А тут человек с его портретом. И расчет очень верный. Александр это оценил – «Без лести предан, не только отцу, но и мне». Так он понял Аракчеева и не ошибся. Когда, уже в следующее царствование, отставленный совсем Аракчеев останется один, он станет поклоняться Александру I, сделает из него икону, культ. Он всю жизнь будет помнить свой приезд из Гатчины в Петербург сразу после смерти Екатерины. Он явился туда в изодранном кафтане и пропотевшей рубахе. Павел свел их с Александром – они давно знали друг друга по Гатчине – велел пожать руки и сказал: «Держитесь друг друга и служите мне верно». Александр после этого повел Аракчеева к себе и дал ему свою рубаху. В этой рубахе Аракчеева и похоронили.

Интересно, что Аракчеев в некотором смысле повторяет судьбу Павла. Он не любим. Не любим теми, кто создавал общественное мнение в начале, в первой четверти, в первой половине XIX века. Он не любим дворянами, писавшими мемуары, не любим дворянскими историографами, в частности Николаем Карловичем Шильдером. И все его портреты, оставленные современниками, во многом искаженные и преувеличенные. Но вот что действительно абсолютная правда, так это то, что он сотворил русскую артиллерию. После несчастной войны 1805–1807 годов Александр остался доволен только артиллерией. Она уже тогда была на высоком уровне. А в 1812 году не было сомнений, что наша артиллерия адекватна французской, то есть лучшей в мире. И то, что это в значительной степени – заслуга Аракчеева, никем не оспаривалось.

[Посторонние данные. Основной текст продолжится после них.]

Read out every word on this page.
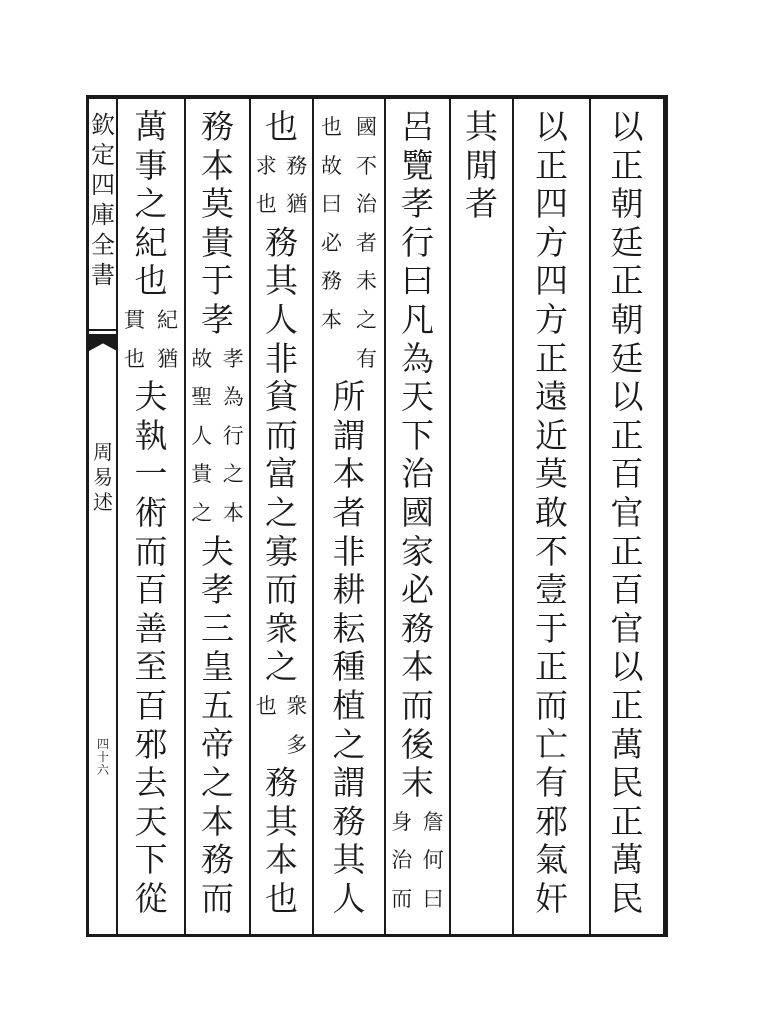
欽
定
四
庫
全
書
周
易
述
四
十
六
以
正
朝
廷
正
朝
廷
以
正
百
官
正
百
官
以
正
萬
民
正
萬
民
以
正
四
方
四
方
正
遠
近
莫
敢
不
壹
于
正
而
亡
有
邪
氣
奸
其
閒
者
呂
覽
孝
行
曰
凡
為
天
下
治
國
家
必
務
本
而
後
末
詹
何
曰
身
治
而
國
不
治
者
未
之
有
也
故
曰
必
務
本
所
謂
本
者
非
耕
耘
種
植
之
謂
務
其
人
也
務
猶
求
也
務
其
人
非
貧
而
富
之
寡
而
衆
之
衆
多
也
務
其
本
也
務
本
莫
貴
于
孝
孝
為
行
之
本
故
聖
人
貴
之
夫
孝
三
皇
五
帝
之
本
務
而
萬
事
之
紀
也
紀
猶
貫
也
夫
執
一
術
而
百
善
至
百
邪
去
天
下
從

Но вот военные поселения нельзя было бы назвать его детищем. Он в принципе не разделял эту идею. Но ему велели их создавать, и он, как человек долга, принялся рьяно за непростое дело. За что его и ценили – он мог высказывать свое, отличное от других мнение, но подчинялся приказу беспрекословно и проводил его в жизнь. Обратим внимание: в военных поселениях при относительно тихой и стабильной жизни в России – постоянные восстания. И дело, может быть, даже не столько в жестких порядках, сколько в порочности той системы, которая была предложена. Непереносимы были нагрузки при всей выносливости солдат: необходимость самим себя кормить, ежедневная муштра, походы, и в это же время – самые разнообразные строительные работы. На плечи одного человека ложилась нагрузка крестьянина, рабочего и солдата. И при этом должен был быть безукоризненный порядок. Сама идея была порочна. Поселения ложились на плечи конкретного человека непосильным гнетом, что люди просто не выдерживали. В результате – постоянные и совершенно бессмысленные бунты, когда восставали из-за непереносимого, невозможного напряжения сил и рвали офицеров в клочья.

Существует уверенность даже у многих историков, что Павел бессмысленно жесток, Александр мягок, полная противоположность отцу. Но вот Натан Эйдельман, известный исторический писатель, историк, провел простой подсчет, из которого следует, что в отношении солдат и нижних чинов уровень наказания в начале царствования Александра точно такой же, как и при Павле, а в отношении офицеров он в 6 раз меньше.

И это характерно. Павел жесток со всеми. У него принципы. Но при нем прекратились безобразия с невероятным воровством, во многом, кстати, благодаря Аракчееву. Вообразите: полковники и генералы использовали солдат для хозяйственных работ у себя в поместьях! Нам сегодня очень легко это представить. Впоследствии это расценивалось как зверства царского режима. При Павле это исключалось по определению. И в этом Аракчеев адекватен Павлу. А стремление к порядку оборачивается жестокостью.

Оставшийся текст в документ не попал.